FDA official: Baby formula whistleblower report got lost in mailroom for months
A top official at the Food and Drug Administration acknowledged that he didn’t see a copy of a whistleblower’s report about an Abbott Nutrition plant in Michigan for four months because it was apparently lost in the mail room.
The anonymous whistleblower sent the 34-page report to the FDA in October 2021 alleging a number of unsanitary conditions at the baby formula plant in Sturgis, Mich., but Frank Yiannas, the deputy commissioner for food policy and response, said he didn’t get his hands on it until February, according to a report.
In that four-month span, four infants had become ill and two may have died after ingesting formula made at the Michigan facility.
“It wasn’t sent to me and it wasn’t shared with me internally. How does this happen?” Yiannas admitted to The Washington Post. “There were early signals and in any safety profession you want to take those seriously to stop the domino effect. That didn’t happen.”
“Why didn’t we act more quickly on the complaints and the whistleblower report? Who knew what when?” Yiannas told the newspaper. “Those are going to be some of the tough questions that will have to be answered.”
According to documents the FDA provided a House committee, which held a hearing on the administration’s response to the shortage on Wednesday, the complaint was lost in the mailroom.
“Hard copies addressed to these individuals were not forwarded from the FDA mailrooms, likely due to COVID-19-related mail routing issues,” the FDA said told the House panel.
Copies of the complaint sent via mail to Judith McMeekin, the associate commissioner for regulatory affairs, and Janet Woodcock, the then-acting FDA commissioner, still have not been found.
The current FDA commissioner, Robert Califf, during a hearing of the House subcommittee, called the snafu a “technical issue” in the mailroom that is now being fixed.
Asked if it was a lack of coordination or a breakdown among leadership at the FDA, Califf agreed that it was “coordination for sure.”
Yiannas confirmed the delay in his receiving a copy of the whistleblower complaint.
“I’m not sure why the report wasn’t shared with me and how it didn’t get escalated,” he said.
The timeline of events surrounding inspections of the Abbott Nutrition plant to when the facility was shut down in February is critical to understanding the Biden administration’s response to the crisis.
Parents searching for baby formula to feed their children have encountered rows of empty store shelves, and the shortage prompted bipartisan political outrage over why the Biden White House failed to anticipate problems.
“Why did it take an onslaught of national media attention for the Biden administration to act with a sense of urgency required to address an infant formula shortage?” Rep. Morgan Griffith (R-Va.) asked at the hearing.
Califf earlier in the hearing told lawmakers the FDA response was “too slow and there were decisions that were suboptimal along the way.”
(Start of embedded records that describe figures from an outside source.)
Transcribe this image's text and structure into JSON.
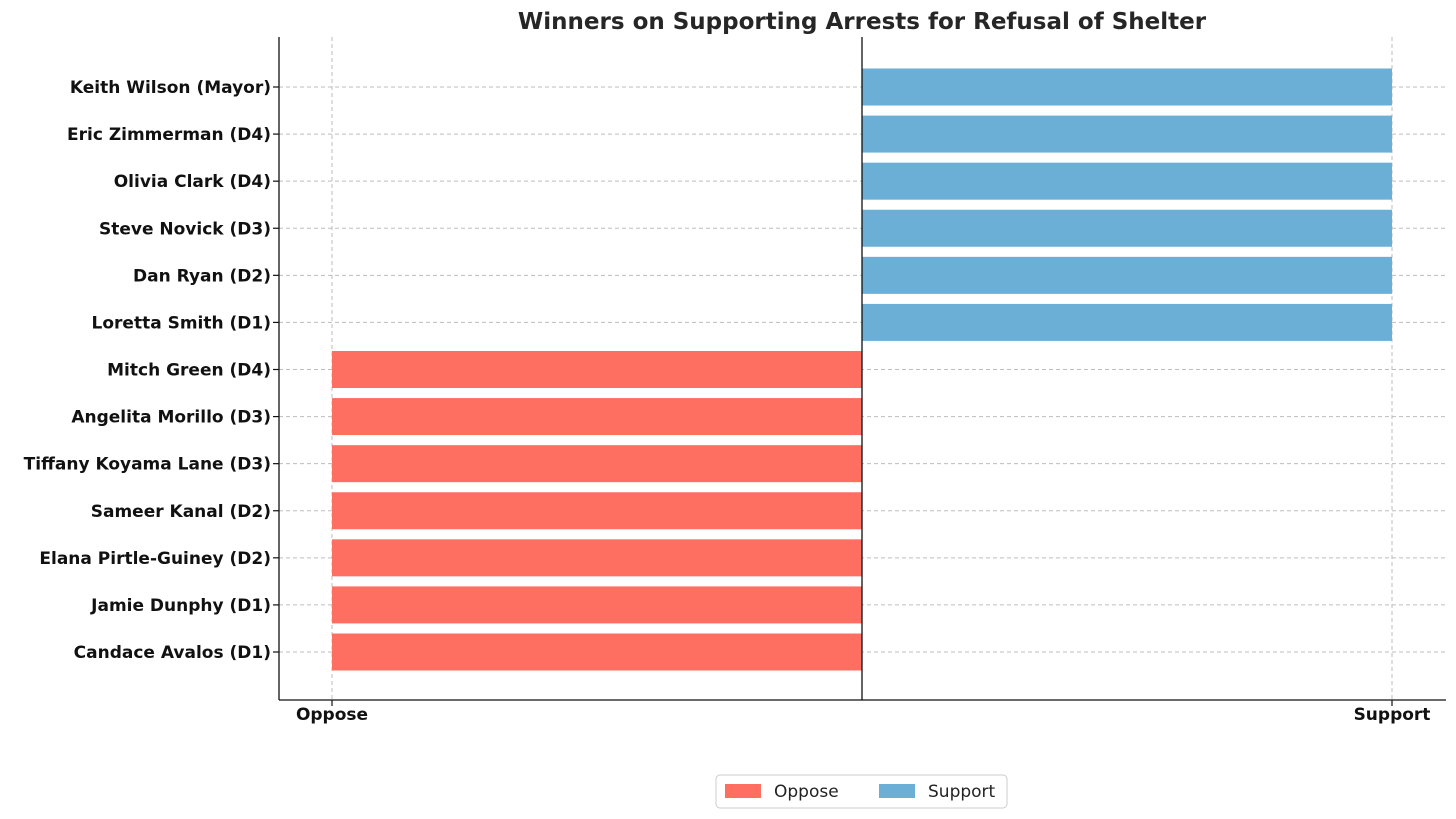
{
  "chart_data": {
    "type": "bar",
    "orientation": "horizontal",
    "title": "Winners on Supporting Arrests for Refusal of Shelter",
    "xlabel": "",
    "ylabel": "",
    "x_ticks": [
      {
        "value": -1,
        "label": "Oppose"
      },
      {
        "value": 1,
        "label": "Support"
      }
    ],
    "xlim": [
      -1.1,
      1.1
    ],
    "grid": true,
    "legend_position": "bottom-center",
    "categories": [
      "Candace Avalos (D1)",
      "Jamie Dunphy (D1)",
      "Elana Pirtle-Guiney (D2)",
      "Sameer Kanal (D2)",
      "Tiffany Koyama Lane (D3)",
      "Angelita Morillo (D3)",
      "Mitch Green (D4)",
      "Loretta Smith (D1)",
      "Dan Ryan (D2)",
      "Steve Novick (D3)",
      "Olivia Clark (D4)",
      "Eric Zimmerman (D4)",
      "Keith Wilson (Mayor)"
    ],
    "values": [
      -1,
      -1,
      -1,
      -1,
      -1,
      -1,
      -1,
      1,
      1,
      1,
      1,
      1,
      1
    ],
    "series": [
      {
        "name": "Oppose",
        "color": "#ff6f61"
      },
      {
        "name": "Support",
        "color": "#6baed6"
      }
    ]
  }
}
But he said inspections of the Michigan plant — four between September 2021 and February — uncovered “egregiously unsanitary” conditions, including cracks in equipment, standing pools of water, leaks in the roof and bacteria in several locations.
Abbott issued a massive recall of several baby formula products on Feb. 17 and shut down the Michigan plant.
Califf, who was sworn-in as head of the FDA the same day, said his agency had no choice but to shutter the facility — even though only four companies account for 90% if the market.
“We knew that ceasing plant operations would create supply problems but we had no choice given the insanitary conditions,” he said.
Last week, the Biden administration invoked the Defense Production Act to allow US baby formula makers to access the material they need and launched “Operation Fly Formula” to import formula from Europe.
The first shipment arrived on Sunday and the second landed in Washington, DC on Wednesday.
First lady Jill Biden and US Surgeon General Vivek Murthy welcomed the baby formula shipment when it arrived.
”I am here today to say to parents: You aren’t alone. At the highest levels of Joe’s administration, he and his team understand what you are going through. They won’t stop until every parent can get the formula their child needs,” she said.
Christopher Calamari, Abbott’s North American president of nutrition, said Wednesday that the Michigan plant will open the first week of June, but warned that formula will not get to stores shelves for several weeks.
“By the end of June we will deliver more product in June than we did in January before the recall. And from there we’re going to continue to sustain those efforts,” Calamari told the House committee.